PS: note that this is also a project that ends up being close to unfinished, as I have only been playing once or twice a week (and maybe coming online once or twice more just to set up my skill training queue), so don't expect me to be "rich" anytime soon.

Friday, April 10, 2009

Nothing like TV to change your mood

After a very non-productive day (well, that's probably a little too extreme - it was as productive as a 4-hour planning meeting can be), it's interesting how watching some TV can make it all seem trivial. It's our brain being transported to the world of fiction and leaving behind this confusing but mundane existence.

And it all gets better when it's the puzzling end of the second season of Terminator: The Sarah Connor Chronicles. I won't add any spoilers here, even thought I know that most people won't watch it. It's not that it's a good series, but it seems like at the end of the second season they found something that has some potential of being more than just "let's run from the machines and be lucky". I don't know if they will be able to follow-through with it, but I'm actually happy that they are trying.

This is the news for today. It's the weekend now and I have to start planning on what will be the list of things I will mark as "oh, well... another weekend without doing them". Call me the optimist.

Wednesday, April 08, 2009

Chag Sameach

Lots of food, more than normal amount of wine... It should be Passover... Chag Sameach to everybody that actually understands what it's about.

This year, after a lot of confusion, the first seder ended up being in my place with my girlfriend's parents. Small group, lots of reading... It was good and much less confusing than usual. Also the food was pretty good. I've decided to try doing the classics that I've never done before: matzo ball soup and Haroset. But of course I can't really just do simple things, so the matzo ball soup was from scratch including the chicken stock (I started all the prep work last night and was cooking it all morning long, starting at 6:15 AM to about 1 PM); and I've tried to Haroset recipes, a simple one mostly with dates (I've added some nuts to the recipe to make it closer to the consistency I'm used to), and another one with a good amount of spices (also making a few substitutions because Amy doesn't like hazelnuts). It was all good, except for the fact that the soup needed a little bit more salt.

And I also had to work today, which was fun. I've learned the importance of organization and knowing exactly what I had to do, or else I wasn't able to context change very efficiently. But it all worked well. I was able to get about 70% of the things I wanted to do done, which is about average for a normal day. Oh, well... There is always tomorrow.

Friday, April 03, 2009

Twitter, twitter, twitter - there, I said it!

I was once accused of talking too much about twitter on this blog.
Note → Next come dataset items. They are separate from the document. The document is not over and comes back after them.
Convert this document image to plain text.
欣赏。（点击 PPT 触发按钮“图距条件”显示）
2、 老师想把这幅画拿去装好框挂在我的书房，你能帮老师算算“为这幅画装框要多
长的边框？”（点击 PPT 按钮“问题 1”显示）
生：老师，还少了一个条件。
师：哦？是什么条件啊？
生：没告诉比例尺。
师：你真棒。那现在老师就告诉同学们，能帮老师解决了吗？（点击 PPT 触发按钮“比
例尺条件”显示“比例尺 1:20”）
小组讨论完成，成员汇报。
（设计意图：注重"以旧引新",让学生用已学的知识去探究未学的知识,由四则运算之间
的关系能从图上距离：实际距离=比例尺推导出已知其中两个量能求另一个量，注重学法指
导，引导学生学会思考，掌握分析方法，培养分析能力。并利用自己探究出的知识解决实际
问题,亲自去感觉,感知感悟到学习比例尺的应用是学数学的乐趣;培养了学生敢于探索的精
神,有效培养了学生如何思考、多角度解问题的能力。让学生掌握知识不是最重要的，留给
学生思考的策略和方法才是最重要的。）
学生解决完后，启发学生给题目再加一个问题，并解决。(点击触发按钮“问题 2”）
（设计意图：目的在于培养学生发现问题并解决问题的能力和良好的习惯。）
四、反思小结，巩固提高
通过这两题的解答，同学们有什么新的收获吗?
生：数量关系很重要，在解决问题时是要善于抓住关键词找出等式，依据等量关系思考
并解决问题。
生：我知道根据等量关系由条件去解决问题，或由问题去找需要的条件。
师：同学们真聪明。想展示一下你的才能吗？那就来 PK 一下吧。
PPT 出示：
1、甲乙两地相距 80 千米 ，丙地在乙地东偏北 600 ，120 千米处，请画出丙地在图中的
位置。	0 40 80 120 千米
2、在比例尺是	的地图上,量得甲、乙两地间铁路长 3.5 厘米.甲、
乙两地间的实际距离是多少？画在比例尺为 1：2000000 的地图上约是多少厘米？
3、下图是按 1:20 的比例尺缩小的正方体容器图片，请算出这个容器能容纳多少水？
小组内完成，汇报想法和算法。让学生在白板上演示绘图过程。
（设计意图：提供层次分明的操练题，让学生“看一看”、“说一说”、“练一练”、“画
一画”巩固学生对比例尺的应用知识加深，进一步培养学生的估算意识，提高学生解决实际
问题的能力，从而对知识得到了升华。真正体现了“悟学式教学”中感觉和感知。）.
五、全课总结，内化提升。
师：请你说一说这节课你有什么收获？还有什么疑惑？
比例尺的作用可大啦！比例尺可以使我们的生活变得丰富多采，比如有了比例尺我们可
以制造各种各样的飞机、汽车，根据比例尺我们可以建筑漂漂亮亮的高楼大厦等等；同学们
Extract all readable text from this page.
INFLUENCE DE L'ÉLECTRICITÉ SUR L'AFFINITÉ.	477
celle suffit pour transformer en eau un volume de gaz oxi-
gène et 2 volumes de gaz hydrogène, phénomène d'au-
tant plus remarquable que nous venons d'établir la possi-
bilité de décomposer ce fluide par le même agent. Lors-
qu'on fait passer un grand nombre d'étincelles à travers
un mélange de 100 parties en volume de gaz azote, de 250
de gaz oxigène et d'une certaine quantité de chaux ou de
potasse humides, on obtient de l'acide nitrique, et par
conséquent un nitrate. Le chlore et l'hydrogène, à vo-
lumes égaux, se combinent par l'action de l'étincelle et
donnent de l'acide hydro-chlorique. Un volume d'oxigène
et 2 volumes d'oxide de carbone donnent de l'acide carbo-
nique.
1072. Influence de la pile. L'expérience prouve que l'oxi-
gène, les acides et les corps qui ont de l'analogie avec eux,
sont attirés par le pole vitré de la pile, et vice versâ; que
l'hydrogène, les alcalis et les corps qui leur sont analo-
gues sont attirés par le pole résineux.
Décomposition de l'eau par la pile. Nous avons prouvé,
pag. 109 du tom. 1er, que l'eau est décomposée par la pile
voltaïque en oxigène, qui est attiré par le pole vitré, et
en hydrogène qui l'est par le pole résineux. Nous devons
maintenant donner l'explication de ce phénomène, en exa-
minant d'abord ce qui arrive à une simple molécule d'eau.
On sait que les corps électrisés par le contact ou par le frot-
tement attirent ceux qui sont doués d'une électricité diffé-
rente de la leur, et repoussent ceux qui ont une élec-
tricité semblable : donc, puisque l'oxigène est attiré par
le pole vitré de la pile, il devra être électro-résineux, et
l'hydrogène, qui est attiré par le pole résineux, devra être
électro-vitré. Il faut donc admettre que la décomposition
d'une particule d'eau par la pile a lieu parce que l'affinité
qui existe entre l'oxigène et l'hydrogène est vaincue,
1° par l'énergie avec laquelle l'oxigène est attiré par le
I'm not sure I agree with that accusation, but I'll write about it today, because I couldn't let this article go by without posting it here:

BakerTweet, the Arduino-based pastry early warning system

With the growth of twitter use by companies to do direct advertisement to their core clients (clients that are interested in what you are doing, so they follow you explicitly), I shouldn't have been surprised by somebody creating a hardware piece that integrates with the company in more fundamental levels, but I was. My mind still had twitter being this computer thingy that allowed short, but free text messages to go around that were produced by a person.

This company is now proposing the scheduling of static, "soul-less" messages... But I think it's great! Not because of what it's trying to do, but for what it means. Easier direct communication between people. The part of the implementation that I don't enjoy much is that it now loses the human side of being able to get feedback from your customers, which I think is 100 times more powerful than being able to message things out. It creates a sense of power to the customers, and make them want to come back.